The commission said on Wednesday: “Following the inspection, MHC initiated an escalation process, requiring the centre to take immediate steps to address the non-compliances which were rated as critical. The service responded providing evidence that it took appropriate remedial actions. Explicit assurances were provided about the unacceptable practice of locking bedrooms.”
A second report, on the Lakeview unit at Naas General Hospital in Co Kildare, found residents did not have access to adequate personal space.
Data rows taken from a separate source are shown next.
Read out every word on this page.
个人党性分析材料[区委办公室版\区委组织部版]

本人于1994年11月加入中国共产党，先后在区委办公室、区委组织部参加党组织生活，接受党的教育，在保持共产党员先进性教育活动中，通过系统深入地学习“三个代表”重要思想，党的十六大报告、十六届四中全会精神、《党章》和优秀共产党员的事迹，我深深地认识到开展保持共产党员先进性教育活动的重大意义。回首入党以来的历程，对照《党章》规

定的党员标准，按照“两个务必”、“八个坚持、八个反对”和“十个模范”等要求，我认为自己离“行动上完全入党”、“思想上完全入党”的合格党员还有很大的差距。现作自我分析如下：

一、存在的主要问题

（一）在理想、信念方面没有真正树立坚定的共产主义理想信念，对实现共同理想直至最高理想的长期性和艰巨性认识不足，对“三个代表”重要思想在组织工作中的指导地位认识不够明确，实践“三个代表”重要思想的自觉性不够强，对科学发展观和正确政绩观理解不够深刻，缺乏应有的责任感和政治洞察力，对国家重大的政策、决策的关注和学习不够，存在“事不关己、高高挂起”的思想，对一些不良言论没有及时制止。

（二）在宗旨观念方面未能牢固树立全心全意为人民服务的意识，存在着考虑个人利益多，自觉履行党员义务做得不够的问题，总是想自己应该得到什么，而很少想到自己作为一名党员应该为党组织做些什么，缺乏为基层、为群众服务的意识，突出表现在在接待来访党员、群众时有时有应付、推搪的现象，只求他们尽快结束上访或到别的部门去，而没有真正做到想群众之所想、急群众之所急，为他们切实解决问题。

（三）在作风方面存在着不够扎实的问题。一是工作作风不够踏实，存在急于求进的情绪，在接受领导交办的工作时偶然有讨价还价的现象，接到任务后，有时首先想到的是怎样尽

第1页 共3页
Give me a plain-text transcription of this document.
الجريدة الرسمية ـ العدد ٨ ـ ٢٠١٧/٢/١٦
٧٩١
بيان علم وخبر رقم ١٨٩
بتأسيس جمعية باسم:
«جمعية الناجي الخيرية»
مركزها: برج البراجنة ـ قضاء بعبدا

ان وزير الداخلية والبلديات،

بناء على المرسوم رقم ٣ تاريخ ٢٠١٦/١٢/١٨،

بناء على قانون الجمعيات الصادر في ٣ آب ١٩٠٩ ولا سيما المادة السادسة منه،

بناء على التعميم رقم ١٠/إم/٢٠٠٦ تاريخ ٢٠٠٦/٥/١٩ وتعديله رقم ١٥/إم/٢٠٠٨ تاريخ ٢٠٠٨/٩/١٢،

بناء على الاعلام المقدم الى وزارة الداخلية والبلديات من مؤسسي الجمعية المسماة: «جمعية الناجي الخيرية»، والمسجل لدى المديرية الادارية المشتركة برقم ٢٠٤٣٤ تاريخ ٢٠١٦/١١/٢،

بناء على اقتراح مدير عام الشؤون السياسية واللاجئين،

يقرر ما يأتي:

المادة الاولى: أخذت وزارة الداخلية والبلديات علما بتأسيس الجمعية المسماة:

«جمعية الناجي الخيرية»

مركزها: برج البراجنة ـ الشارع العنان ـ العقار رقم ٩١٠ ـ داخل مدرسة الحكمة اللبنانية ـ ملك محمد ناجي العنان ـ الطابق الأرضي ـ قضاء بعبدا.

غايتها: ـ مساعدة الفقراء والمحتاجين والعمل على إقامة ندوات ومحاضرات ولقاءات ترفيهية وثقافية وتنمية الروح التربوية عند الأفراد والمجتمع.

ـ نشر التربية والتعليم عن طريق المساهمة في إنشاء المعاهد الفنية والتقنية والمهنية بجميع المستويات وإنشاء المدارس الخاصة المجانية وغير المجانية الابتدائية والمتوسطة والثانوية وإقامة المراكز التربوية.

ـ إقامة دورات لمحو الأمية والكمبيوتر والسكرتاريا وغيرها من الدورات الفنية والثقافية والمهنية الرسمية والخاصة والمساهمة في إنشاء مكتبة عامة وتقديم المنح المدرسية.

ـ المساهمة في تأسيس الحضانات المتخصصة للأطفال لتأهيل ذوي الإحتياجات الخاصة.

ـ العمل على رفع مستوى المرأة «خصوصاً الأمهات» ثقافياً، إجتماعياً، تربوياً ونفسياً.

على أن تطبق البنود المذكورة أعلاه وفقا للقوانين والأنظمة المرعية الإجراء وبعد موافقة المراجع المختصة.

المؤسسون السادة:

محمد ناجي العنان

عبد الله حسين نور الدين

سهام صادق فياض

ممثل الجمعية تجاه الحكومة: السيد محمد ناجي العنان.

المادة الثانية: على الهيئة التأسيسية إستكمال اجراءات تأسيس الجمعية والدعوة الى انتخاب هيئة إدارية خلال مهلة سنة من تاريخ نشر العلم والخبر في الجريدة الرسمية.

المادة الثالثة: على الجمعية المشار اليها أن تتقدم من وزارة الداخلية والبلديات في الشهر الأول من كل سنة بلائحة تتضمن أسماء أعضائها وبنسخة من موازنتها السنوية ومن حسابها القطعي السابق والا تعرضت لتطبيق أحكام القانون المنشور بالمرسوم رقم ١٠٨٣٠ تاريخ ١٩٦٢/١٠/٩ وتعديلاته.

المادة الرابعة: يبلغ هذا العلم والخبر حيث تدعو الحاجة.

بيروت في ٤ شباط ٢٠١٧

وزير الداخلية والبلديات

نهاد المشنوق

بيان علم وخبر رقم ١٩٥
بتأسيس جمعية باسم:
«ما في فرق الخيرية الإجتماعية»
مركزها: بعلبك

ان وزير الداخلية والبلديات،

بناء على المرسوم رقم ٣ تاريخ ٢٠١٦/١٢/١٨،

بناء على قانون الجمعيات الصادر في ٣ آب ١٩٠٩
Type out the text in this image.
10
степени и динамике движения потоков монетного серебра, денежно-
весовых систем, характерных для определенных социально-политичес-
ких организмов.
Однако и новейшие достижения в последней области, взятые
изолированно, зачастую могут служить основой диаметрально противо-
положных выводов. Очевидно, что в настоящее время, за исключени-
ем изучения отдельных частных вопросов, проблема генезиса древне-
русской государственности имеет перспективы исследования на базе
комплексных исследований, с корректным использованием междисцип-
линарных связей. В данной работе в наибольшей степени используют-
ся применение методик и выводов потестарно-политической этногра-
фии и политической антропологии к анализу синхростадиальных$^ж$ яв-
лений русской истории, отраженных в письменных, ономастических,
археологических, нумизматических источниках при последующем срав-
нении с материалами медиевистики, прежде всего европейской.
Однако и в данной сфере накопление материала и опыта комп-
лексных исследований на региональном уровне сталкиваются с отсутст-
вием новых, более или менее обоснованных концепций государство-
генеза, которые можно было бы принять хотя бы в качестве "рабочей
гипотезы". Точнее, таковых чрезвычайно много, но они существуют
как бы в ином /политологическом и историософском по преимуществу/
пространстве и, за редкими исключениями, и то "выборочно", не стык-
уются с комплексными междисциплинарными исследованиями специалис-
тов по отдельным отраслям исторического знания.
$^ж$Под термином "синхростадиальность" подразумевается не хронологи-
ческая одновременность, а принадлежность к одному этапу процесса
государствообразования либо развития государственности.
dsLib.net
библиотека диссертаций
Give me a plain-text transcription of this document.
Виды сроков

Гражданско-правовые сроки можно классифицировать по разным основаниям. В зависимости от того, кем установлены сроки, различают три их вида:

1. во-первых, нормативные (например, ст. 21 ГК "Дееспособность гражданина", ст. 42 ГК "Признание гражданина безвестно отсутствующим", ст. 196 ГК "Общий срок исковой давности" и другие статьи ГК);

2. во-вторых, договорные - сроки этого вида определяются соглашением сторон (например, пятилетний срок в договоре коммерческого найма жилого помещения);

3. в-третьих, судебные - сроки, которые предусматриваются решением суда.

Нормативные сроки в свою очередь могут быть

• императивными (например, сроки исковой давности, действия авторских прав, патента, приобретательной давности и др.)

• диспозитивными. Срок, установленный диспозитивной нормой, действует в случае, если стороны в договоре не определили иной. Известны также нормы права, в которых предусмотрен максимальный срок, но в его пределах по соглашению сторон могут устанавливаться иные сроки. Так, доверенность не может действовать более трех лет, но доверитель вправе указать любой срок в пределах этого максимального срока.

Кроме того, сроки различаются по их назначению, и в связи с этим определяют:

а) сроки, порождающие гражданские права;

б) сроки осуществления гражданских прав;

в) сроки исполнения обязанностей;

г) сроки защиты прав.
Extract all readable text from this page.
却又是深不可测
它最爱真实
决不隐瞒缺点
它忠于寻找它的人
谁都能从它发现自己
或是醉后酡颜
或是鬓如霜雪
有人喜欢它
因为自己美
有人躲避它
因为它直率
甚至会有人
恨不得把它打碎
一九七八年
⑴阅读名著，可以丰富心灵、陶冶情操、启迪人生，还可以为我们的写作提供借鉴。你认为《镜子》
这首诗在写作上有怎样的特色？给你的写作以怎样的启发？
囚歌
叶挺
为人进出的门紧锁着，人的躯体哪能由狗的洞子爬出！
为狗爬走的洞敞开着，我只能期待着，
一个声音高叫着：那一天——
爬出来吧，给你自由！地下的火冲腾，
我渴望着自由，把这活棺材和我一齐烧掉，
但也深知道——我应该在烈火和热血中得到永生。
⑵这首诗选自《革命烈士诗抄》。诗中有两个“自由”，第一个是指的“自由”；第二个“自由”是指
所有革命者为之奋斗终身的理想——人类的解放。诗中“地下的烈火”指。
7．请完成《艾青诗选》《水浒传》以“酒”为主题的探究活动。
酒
Inspectors found the 23 residents at the 29-bed unit were not allowed upstairs – which accommodated the television and other communal rooms – after 8pm. The downstairs communal room could accommodate just four residents at a time.
“Residents did not have access to occupational therapy as there was no occupational therapist in post for the approved centre,” said the report compiled after inspection on March 1st, 2021.
Isolation
In one episode, where a resident was put into isolation, their family were not informed. Though the resident had been informed of the reasons, duration, and circumstances leading to discontinuation of seclusion, their “next of kin was not informed of seclusion taking place and no reason was documented for this”.
“The resident was under direct observation by a registered nurse for the first hour and continuous observation thereafter. The resident was informed of the ending of seclusion,” said the report.
The commission said on Wednesday: “The centre also was high risk rated for the rules governing the use of seclusion and received five moderate risk non-compliances for individual care plans, therapeutic services and programmes, general health, staffing, and the use of physical restraint.
“The service responded, providing evidence and assurances of the actions which they implemented.”